People who identified themselves in a survey as “tech savvy” were 18 percent more likely to be victims of online identity theft. In addition, those who said they had Ph.Ds were more frequently victims than high school graduates.

These were some of the interesting findings of online training company CBT Nuggets in a survey of 2,000 respondents.

“Some of the more surprising findings include – for example – that 69 percent of those surveyed in the legal industry don’t care to follow online security practices. And 23 percent of people felt secure sharing their Social Security number with Amazon,” said Tyler Tanigawa, ‎Success Driven Inbound Marketing Specialist at CBT Nuggets. “We all need to be more conscious of the risk and protect ourselves by diversifying our passwords, using a VPN on public Wi-Fi hotspots, and taking that extra time to protect ourselves online.”

When asked why they didn’t follow basic security recommendations, 40 percent of those surveyed said they were too lazy, found it to be too inconvenient, or they didn’t really care – an interesting thing to say after admitting being hacked was a significant risk. On the educational front, those with professional degrees were the most unconcerned about security. Legal and religious scored the highest on the lazy scale.
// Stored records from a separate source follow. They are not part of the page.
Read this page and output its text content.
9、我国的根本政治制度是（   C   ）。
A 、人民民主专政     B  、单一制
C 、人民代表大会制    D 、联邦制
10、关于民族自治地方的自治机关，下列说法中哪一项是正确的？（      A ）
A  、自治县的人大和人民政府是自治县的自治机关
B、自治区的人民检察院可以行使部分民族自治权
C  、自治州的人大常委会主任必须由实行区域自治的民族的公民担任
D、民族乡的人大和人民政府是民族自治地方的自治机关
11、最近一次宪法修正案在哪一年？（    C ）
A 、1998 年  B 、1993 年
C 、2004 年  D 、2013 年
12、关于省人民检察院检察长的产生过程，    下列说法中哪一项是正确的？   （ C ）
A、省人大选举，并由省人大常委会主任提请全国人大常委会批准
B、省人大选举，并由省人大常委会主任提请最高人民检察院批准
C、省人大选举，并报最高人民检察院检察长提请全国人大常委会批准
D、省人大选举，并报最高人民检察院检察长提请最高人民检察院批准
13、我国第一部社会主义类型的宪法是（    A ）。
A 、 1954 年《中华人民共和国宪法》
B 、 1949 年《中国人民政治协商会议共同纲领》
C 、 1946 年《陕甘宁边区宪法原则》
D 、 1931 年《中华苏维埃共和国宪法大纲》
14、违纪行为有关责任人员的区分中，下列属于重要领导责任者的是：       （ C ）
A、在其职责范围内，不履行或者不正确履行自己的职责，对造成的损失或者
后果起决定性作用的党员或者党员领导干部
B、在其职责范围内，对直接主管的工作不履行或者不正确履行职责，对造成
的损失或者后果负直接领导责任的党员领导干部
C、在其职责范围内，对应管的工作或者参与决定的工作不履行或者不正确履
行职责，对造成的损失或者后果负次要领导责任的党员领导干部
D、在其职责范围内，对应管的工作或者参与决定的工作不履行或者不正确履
“Common sense tells us not to trust online retailers with our personal data, and to implement rigorous online security practices. Yet a significant portion of even tech savvy people seem to disregard their common sense when it comes to certain online vendors and services,” Tanigawa said.
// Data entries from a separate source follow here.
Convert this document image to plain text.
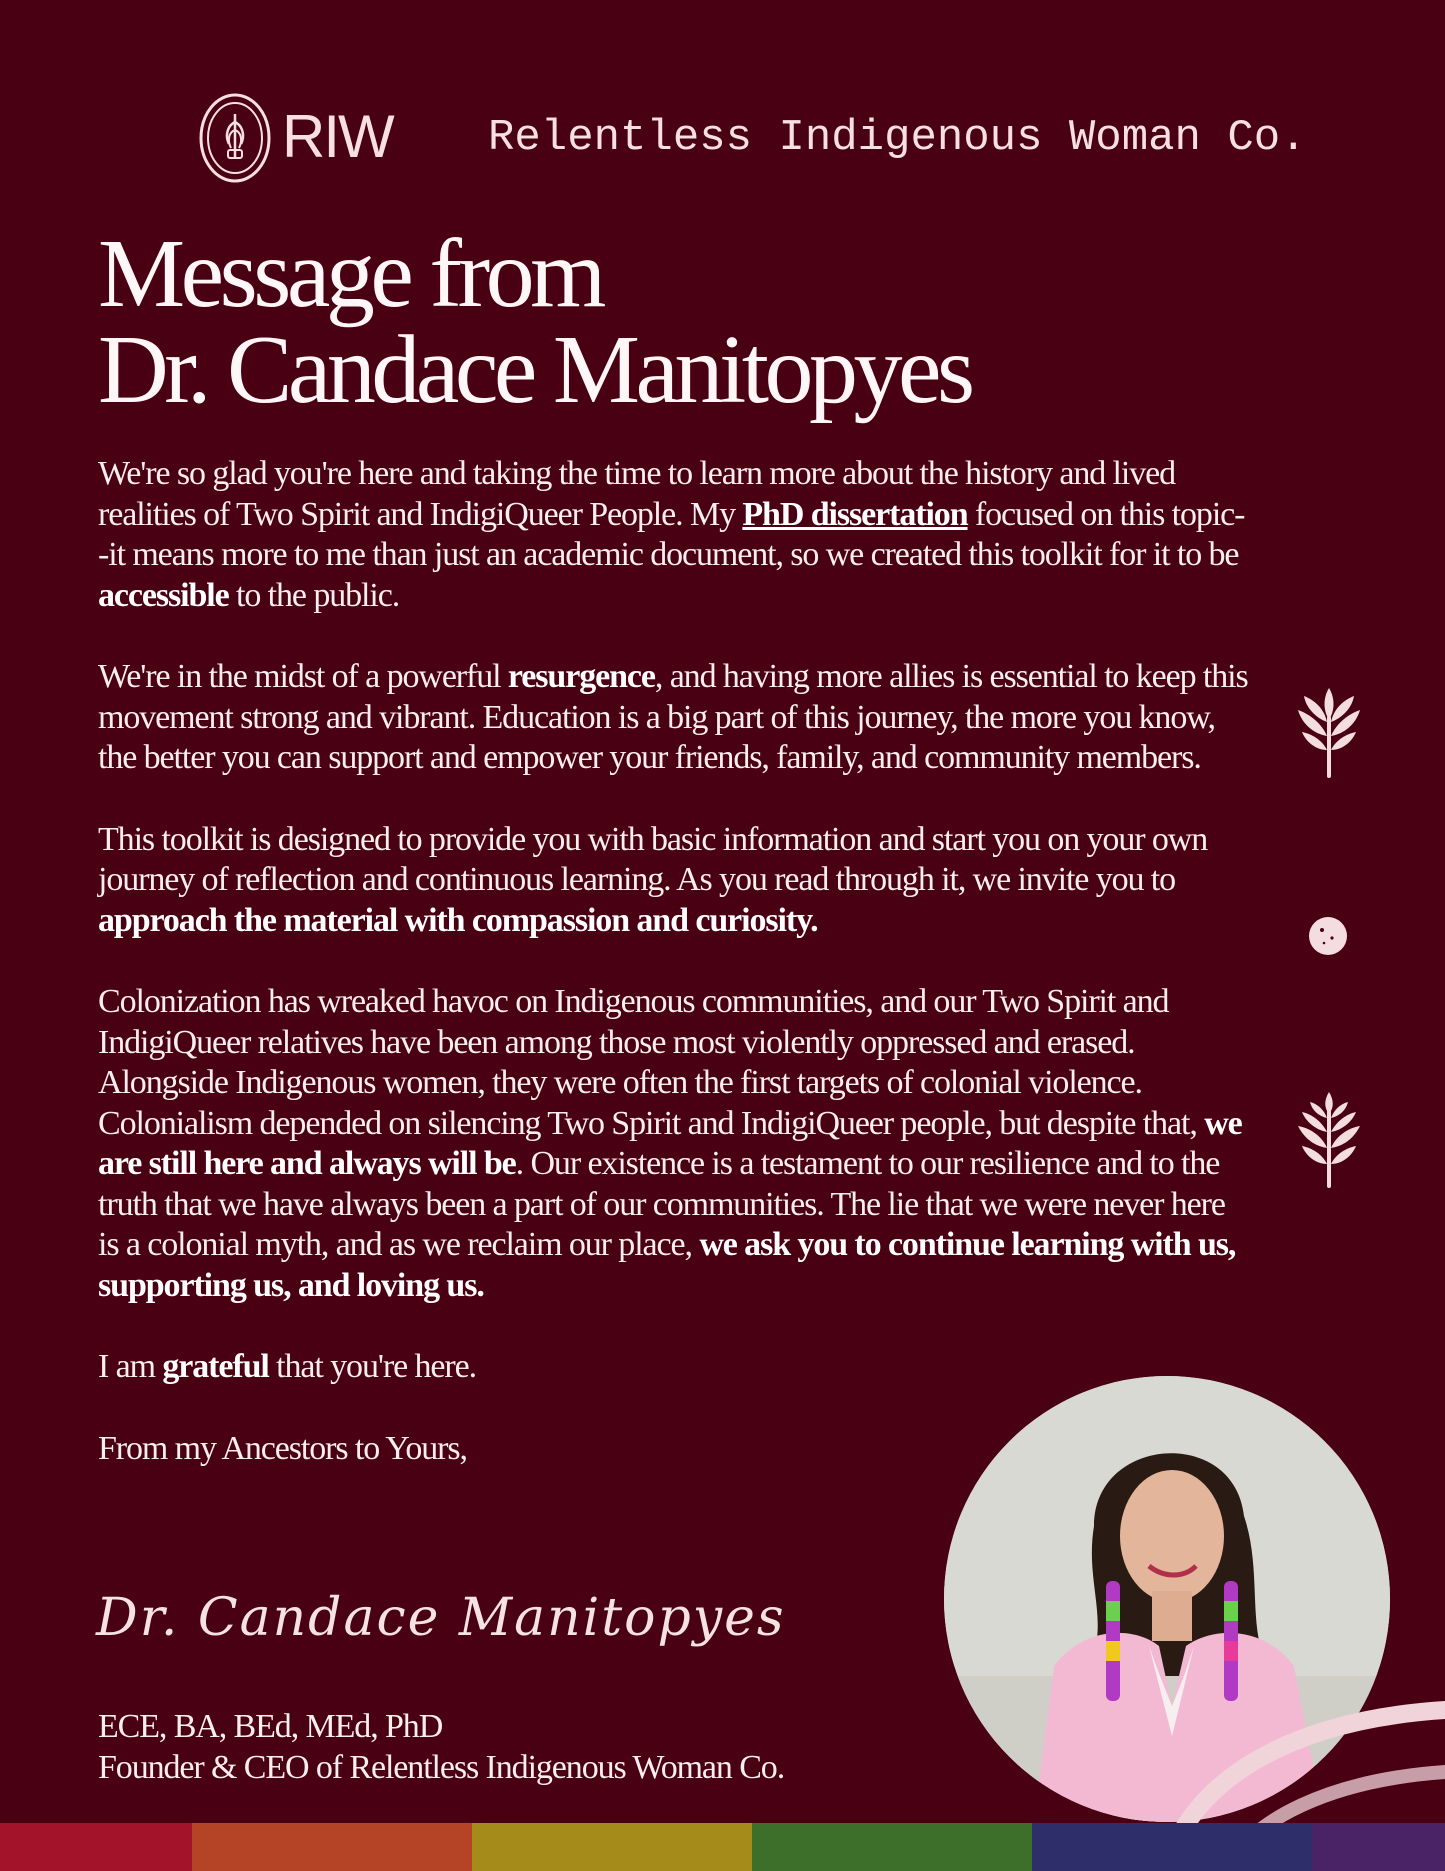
RIW Relentless Indigenous Woman Co.
Message from
Dr. Candace Manitopyes

We're so glad you're here and taking the time to learn more about the history and lived realities of Two Spirit and IndigiQueer People. My PhD dissertation focused on this topic--it means more to me than just an academic document, so we created this toolkit for it to be accessible to the public.

We're in the midst of a powerful resurgence, and having more allies is essential to keep this movement strong and vibrant. Education is a big part of this journey, the more you know, the better you can support and empower your friends, family, and community members.

This toolkit is designed to provide you with basic information and start you on your own journey of reflection and continuous learning. As you read through it, we invite you to approach the material with compassion and curiosity.

Colonization has wreaked havoc on Indigenous communities, and our Two Spirit and IndigiQueer relatives have been among those most violently oppressed and erased. Alongside Indigenous women, they were often the first targets of colonial violence. Colonialism depended on silencing Two Spirit and IndigiQueer people, but despite that, we are still here and always will be. Our existence is a testament to our resilience and to the truth that we have always been a part of our communities. The lie that we were never here is a colonial myth, and as we reclaim our place, we ask you to continue learning with us, supporting us, and loving us.

I am grateful that you're here.

From my Ancestors to Yours,

Dr. Candace Manitopyes
ECE, BA, BEd, MEd, PhD
Founder & CEO of Relentless Indigenous Woman Co.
The survey showed that plenty of people use the same password across multiple platforms. When asked, self-identified tech-savvy folk were just over 6 percent more likely than the non-tech crowd to have unique passwords. Nearly 66 percent of those surveyed said having their personal information compromised was a “medium” or “huge” risk, yet fewer than 4 percent followed all the basic security recommendations.

When participants were asked which information they’d be most alarmed with a stranger accessing, their Social Security number topped the list (90 percent), followed by their phone number (82 percent) and street address (79 percent).

Only 1 in 5 Americans trust the government, but when it comes to personal data, most don’t think twice about sharing this information with official government websites. Of those surveyed, 76 percent said they would share their Social Security number with a government website, and 74 percent would do the same with major banking websites.

Maryland, Alabama, Kentucky, and Massachusetts all ranked as having the highest proportion of identity theft victims. This might mean respondents in these states use more public Wi-Fi and take fewer precautions than others, and perhaps some states are generally more connected online, the survey noted. Or there may be an element of chance at play. Either way, participants from Arizona and Louisiana may be the least at risk.